Hai
Ini aku, manusia yang berusaha tetap berdiri di atas jalan berduri dan tidak tahu dimana ujungnya.-It's_Me
POV Author sarap
Tidak ada yang bisa dibanggakan tentangnya, hidupnya biasa saja, bahkan sangat amat biasa. Tidak ada yang istimewa, hanya sosok perempuan yang terlahir dengan sejuta tanya di benaknya.
Lahir sebagai perempuan dengan penilaian rendah, dan ditatap sebelah mata membuatnya kerap bertanya pada Tuhan. Kenapa Tuhan percayakan dirinya menjalankan peran sebagai perempuan biasa itu.

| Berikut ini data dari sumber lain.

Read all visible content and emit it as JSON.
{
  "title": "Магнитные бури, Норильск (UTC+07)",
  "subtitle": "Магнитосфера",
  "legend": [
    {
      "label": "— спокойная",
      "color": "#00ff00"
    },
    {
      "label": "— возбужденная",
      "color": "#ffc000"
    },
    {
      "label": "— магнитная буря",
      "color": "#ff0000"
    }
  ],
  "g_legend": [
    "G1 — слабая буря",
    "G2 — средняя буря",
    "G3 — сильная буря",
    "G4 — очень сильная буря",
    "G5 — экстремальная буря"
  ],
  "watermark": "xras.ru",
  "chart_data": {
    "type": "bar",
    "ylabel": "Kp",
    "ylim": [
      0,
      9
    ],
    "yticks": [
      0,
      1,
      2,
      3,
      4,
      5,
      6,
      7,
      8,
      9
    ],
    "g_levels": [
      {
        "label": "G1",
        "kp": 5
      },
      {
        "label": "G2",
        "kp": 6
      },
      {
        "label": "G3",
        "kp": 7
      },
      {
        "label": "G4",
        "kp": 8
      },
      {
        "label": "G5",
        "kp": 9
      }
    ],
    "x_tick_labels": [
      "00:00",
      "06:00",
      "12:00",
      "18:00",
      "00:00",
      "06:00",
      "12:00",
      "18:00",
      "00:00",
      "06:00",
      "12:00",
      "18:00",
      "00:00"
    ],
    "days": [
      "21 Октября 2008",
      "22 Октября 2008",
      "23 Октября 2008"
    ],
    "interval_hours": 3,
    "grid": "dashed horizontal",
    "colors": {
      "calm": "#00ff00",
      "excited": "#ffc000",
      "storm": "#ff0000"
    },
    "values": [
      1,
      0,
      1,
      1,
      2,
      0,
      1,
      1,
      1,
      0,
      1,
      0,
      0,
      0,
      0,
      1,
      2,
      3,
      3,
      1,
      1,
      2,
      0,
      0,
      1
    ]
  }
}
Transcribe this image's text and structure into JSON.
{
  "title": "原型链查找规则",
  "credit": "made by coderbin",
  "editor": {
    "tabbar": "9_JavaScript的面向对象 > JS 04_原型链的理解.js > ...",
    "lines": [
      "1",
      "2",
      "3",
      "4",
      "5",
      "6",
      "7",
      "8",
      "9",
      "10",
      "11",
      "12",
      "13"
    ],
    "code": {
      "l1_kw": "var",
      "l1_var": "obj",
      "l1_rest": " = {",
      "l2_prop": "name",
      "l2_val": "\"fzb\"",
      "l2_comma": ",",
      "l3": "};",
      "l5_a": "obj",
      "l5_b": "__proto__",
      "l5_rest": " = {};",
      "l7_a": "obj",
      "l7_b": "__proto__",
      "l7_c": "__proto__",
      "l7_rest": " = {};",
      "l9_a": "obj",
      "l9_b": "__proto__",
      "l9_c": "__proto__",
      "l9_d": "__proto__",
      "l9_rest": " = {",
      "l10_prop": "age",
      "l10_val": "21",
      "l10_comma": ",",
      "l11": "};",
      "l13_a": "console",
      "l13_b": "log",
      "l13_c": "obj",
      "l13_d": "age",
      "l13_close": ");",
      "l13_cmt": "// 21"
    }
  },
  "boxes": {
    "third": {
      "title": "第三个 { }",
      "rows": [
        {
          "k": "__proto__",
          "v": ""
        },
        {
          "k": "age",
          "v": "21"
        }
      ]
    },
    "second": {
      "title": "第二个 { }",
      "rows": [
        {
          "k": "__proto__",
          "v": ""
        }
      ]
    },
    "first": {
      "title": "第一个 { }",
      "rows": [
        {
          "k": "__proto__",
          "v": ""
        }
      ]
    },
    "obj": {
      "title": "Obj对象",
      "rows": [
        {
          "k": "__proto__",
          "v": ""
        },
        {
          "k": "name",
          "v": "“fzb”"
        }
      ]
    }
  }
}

Hampir seperempat abad hidupnya, ketakukannya masih perihal yang sama. Dan ini cukup mengejutkan, ketika beberapa perempuan lain takut akan hal mistis ataupun sebagainya, dia justru takut pada anak-anak.
Bukan tak suka, namun anak di atas usia 8 tahun adalah ketakutan paling besar baginya.
Rasa takut itu tercipta dengan sendirinya, dan setelah dia pahami kembali, ketakutan itu ada akibat bully yang ketika dia kecil belum terlalu diperhatikan.
Lingkungan dia yang salah, orangtua yang salah, atau memang secara nyata dirinya yang terlahir saja sudah salah.
Pindah sekolah, nyatanya hal itu masih dia dapatkan. Tak peduli seberapa banyak guru yang membanggakan otaknya, perlakuan semacam itu masih ia rasa. Seberapa buruk dirinya hingga tak punya tempat untuk tenang sejenak saja.
Hidup akan selalu berjalan, dan kala itu dia harus kembali menyesuaikan dengan keadaan. Tahun ajaran baru, dan dia mulai beranjak remaja.
Jika sebelumnya yang ia terima hanya tatapan sebelah mata perihal kecerdasan, kini yang ia terima justru perihal fisiknya. Pendek!! Entah mengapa, dimana saja tempatnya, lingkungannya selalu membahas tinggi badan. Menyebalkan bukan? Padahal, syarat masuk sekolah tidak mencantumkan minimal tinggi badan.
Usai di masa itu, nyatanya apa yang ia pikir sudah sangat sakit, justru belum seberapa. Bangku SMA, kala dia berpikir Teman-temannya akan berpikir dewasa dan tak menggunakan mulut untuk menghina, ternyata dia salah.
Hancur, dia juga tidak ingin berada di posisi itu. Andai bisa memilih, mungkin dia akan meminta terlahir layaknya bidadari. Kalimat candaan, yang membuatnya bahkan tak berani berucap dan malu untuk menatap selama bertahun-tahun, hingga lulus SMA.
Betapa jahatnya imbas mulut kalian, bahkan dalam mimpinya dia menangis dan membayangkan kalimat itu. Semudah itu terucap, tapi sesulit itu baginya untuk melupakan.
Dia tidak pendendam, untuk membalas dia tak berniat. Akan tetapi, sakitnya hingga detik ini masih ada. Bahkan, dia akan selalu menolak ajakan reuni teman-temannya karena takut luka itu akan kembali terbuka.
2022, dia masih sama. Hanya saja, batinnya lebih menerima diri tanpa membutuhkan validasi kanan kiri. Kerap dianggap aneh, dan hidup dengan dunia sendiri memang kerap membuatnya lebih memilih diam.
Dianggap remeh dengan langkah apapun yang ia jalani, bahkan keluh kesahnya dianggap canda. Tak apa, karena setidaknya ... dia mulai paham, bahwa tak selamanya bisa melibatkan orang lain dalam hidup.